Se quindi lo spunto di Obama su Trayvon non ha marcato il debutto di un presidente nuovo e più attivista, sarà almeno stato l’inizio di un dibattito nazionale sulla questione razziale? Se così sarà, dubito che si tratterà di un dibattito guidato dal presidente. Quando è stata posta la questione razziale durante un’intervista pubblicata sul Sunday’s Times, Obama ha prontamente spostato la discussione sulle sollecitazioni economiche esercitate sul tessuto sociale. E questo va bene. Il presidente Obama ha un’economia da sanare, una politica estera da attuare, un programma imponente paralizzato da un’opposizione intransigente. Randall Kennedy, un altro docente di diritto di Harvard che ha studiato Obama e ne ha criticato la mancanza di audacia, afferma che la frustrazione dovrebbe essere mitigata dal realismo. «Considero Obama un personaggio alla Jackie Robinson» mi ha raccontato Kennedy. «Jackie Robinson ha infranto la barriera del colore e ha subito ogni sorta di denigrazioni e insulti, ma poiché era un pioniere doveva essere al di sopra di tutto ciò. ...La gente ora si aspetta che tutto a un tratto Obama si butti a capofitto in questa faccenda incredibilmente intricata della razza e dell’amministrazione della giustizia penale? È del tutto implausibile. Per fare ciò occorrerebbe un enorme investimento di capitale politico».

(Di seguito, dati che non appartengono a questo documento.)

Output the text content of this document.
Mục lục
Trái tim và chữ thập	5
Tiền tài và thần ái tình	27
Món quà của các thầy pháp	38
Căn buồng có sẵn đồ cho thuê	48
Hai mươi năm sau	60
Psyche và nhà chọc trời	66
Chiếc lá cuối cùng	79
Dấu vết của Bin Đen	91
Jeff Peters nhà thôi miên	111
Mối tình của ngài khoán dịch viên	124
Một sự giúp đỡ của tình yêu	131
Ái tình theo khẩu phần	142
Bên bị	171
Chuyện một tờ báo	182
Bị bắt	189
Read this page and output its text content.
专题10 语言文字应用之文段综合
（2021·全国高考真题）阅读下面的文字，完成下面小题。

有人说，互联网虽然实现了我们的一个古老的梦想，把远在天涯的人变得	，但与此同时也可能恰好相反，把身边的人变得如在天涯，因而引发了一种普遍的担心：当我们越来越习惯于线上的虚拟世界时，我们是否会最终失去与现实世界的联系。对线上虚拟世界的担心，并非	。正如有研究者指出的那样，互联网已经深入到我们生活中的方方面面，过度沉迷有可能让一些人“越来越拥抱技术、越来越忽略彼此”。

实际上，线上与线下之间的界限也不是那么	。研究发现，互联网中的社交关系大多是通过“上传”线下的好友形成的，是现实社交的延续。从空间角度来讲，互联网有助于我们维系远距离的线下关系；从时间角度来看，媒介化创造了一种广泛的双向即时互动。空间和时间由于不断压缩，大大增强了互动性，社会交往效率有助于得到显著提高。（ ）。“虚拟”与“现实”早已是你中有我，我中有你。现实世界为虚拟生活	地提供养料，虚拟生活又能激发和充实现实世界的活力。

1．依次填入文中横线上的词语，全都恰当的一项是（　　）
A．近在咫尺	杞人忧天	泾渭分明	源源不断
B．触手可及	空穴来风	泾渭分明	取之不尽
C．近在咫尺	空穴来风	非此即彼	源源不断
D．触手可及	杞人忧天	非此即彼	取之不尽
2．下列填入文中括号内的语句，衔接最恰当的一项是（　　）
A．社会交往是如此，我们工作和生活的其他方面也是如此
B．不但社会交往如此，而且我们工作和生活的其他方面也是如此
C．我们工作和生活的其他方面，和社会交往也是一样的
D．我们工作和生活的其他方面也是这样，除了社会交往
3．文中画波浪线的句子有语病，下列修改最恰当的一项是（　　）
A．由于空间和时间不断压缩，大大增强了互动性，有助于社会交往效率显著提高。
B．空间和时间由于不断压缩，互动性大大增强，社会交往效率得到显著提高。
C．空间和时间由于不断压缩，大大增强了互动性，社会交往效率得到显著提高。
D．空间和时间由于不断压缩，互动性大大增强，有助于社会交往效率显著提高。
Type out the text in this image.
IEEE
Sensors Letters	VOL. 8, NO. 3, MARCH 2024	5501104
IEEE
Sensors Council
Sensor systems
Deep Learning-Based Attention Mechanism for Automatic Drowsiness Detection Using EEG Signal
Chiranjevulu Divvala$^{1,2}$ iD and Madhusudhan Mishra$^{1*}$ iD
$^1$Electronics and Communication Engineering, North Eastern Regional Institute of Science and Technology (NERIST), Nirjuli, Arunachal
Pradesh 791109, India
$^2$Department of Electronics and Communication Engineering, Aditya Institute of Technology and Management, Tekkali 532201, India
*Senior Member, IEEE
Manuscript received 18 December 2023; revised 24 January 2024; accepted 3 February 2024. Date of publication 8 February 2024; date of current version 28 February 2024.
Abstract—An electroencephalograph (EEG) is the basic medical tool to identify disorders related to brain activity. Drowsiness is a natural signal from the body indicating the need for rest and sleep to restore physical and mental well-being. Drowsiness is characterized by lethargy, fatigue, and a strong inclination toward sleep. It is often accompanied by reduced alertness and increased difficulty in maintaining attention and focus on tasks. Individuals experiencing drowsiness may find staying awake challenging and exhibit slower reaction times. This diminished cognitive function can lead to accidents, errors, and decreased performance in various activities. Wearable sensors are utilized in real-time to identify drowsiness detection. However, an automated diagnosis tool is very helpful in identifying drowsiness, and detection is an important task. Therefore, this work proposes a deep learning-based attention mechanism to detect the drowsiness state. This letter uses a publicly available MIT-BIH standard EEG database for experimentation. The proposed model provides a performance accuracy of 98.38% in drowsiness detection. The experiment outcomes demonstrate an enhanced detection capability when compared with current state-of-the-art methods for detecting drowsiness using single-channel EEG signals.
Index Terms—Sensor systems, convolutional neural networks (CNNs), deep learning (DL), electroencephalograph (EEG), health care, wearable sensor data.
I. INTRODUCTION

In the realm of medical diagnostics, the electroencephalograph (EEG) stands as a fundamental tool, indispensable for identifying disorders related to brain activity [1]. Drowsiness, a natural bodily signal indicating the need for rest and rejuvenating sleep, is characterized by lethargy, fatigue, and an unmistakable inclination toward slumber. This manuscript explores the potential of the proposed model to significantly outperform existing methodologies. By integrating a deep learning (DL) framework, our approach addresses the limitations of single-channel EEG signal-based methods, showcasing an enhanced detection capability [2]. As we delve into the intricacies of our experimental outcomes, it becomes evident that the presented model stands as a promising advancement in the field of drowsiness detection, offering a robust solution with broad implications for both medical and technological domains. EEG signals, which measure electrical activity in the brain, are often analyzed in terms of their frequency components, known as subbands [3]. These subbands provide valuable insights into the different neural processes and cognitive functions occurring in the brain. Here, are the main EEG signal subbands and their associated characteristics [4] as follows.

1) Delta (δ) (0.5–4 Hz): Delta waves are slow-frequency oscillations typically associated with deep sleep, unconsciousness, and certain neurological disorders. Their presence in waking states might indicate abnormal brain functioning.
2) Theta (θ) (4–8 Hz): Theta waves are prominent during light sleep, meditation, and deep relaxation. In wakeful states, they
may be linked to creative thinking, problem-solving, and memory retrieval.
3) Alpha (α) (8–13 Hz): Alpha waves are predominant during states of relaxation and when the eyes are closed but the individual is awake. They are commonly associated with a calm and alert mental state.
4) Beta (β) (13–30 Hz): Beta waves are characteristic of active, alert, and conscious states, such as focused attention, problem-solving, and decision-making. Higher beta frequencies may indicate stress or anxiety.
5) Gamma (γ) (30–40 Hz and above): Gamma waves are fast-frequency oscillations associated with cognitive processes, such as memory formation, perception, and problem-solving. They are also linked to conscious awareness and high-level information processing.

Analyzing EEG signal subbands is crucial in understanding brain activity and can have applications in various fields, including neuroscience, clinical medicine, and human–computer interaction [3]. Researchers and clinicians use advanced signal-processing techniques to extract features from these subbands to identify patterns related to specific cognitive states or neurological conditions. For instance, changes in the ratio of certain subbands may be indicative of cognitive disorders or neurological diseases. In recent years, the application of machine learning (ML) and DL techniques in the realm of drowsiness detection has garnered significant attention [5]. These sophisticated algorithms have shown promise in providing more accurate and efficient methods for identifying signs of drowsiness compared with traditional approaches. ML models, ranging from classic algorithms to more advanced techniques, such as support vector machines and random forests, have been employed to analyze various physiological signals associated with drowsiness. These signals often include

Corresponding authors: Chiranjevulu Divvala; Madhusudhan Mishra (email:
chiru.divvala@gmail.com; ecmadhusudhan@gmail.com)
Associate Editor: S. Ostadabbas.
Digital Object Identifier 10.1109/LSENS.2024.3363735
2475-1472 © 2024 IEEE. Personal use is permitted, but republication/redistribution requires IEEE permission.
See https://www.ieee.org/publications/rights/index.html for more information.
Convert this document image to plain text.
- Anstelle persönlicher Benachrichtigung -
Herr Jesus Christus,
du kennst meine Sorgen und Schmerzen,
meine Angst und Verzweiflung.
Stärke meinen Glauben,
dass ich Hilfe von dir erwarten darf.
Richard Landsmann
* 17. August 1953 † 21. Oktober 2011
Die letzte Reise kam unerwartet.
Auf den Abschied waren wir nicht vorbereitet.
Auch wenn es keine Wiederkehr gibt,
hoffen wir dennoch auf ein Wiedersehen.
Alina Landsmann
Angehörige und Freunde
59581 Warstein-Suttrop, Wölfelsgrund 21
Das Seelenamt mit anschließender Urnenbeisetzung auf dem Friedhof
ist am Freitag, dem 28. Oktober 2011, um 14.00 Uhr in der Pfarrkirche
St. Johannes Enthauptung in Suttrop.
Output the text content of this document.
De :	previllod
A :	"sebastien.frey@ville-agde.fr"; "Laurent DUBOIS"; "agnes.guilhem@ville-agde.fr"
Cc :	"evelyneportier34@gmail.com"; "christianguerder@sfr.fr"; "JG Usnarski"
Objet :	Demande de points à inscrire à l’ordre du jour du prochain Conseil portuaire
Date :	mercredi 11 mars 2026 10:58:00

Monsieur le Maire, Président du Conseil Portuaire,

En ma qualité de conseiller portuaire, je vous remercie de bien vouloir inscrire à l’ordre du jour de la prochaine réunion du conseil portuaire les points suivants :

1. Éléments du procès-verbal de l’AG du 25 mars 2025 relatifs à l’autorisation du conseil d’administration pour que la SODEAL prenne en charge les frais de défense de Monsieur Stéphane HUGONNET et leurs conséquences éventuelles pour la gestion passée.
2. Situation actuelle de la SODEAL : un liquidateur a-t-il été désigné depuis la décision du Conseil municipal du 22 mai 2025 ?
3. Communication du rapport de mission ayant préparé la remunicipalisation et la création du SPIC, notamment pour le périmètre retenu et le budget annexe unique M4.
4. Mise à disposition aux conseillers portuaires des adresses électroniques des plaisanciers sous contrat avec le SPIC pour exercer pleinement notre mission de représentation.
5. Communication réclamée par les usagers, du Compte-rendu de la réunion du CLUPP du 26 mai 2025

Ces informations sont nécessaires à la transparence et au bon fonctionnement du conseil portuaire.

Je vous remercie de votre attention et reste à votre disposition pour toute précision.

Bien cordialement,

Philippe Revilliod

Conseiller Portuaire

E, se ci si pensa, perché dovrebbe essere una sua precisa responsabilità? «Esiste una sorta di diffusa ed errata convinzione secondo la quale parlare di razza sarebbe compito della gente di colore» ha dichiarato Benjamin Jealous, presidente della Naacp, quando gli ho chiesto la sua opinione sui doveri di Obama. «In ultima analisi, solo gli uomini possono porre fine al sessismo e solo i bianchi possono porre fine al razzismo». Non vi piacerebbe sentire John Boehner o Mitch McConnell oppure Chris Christie o Rick Perry ammettere le proprie responsabilità cosi candidamente come ha fatto il presidente nei confronti delle corrosive vestigia del razzismo nella nostra società? Quella sì che potrebbe essere un’occasione per mettersi a fare le capriole.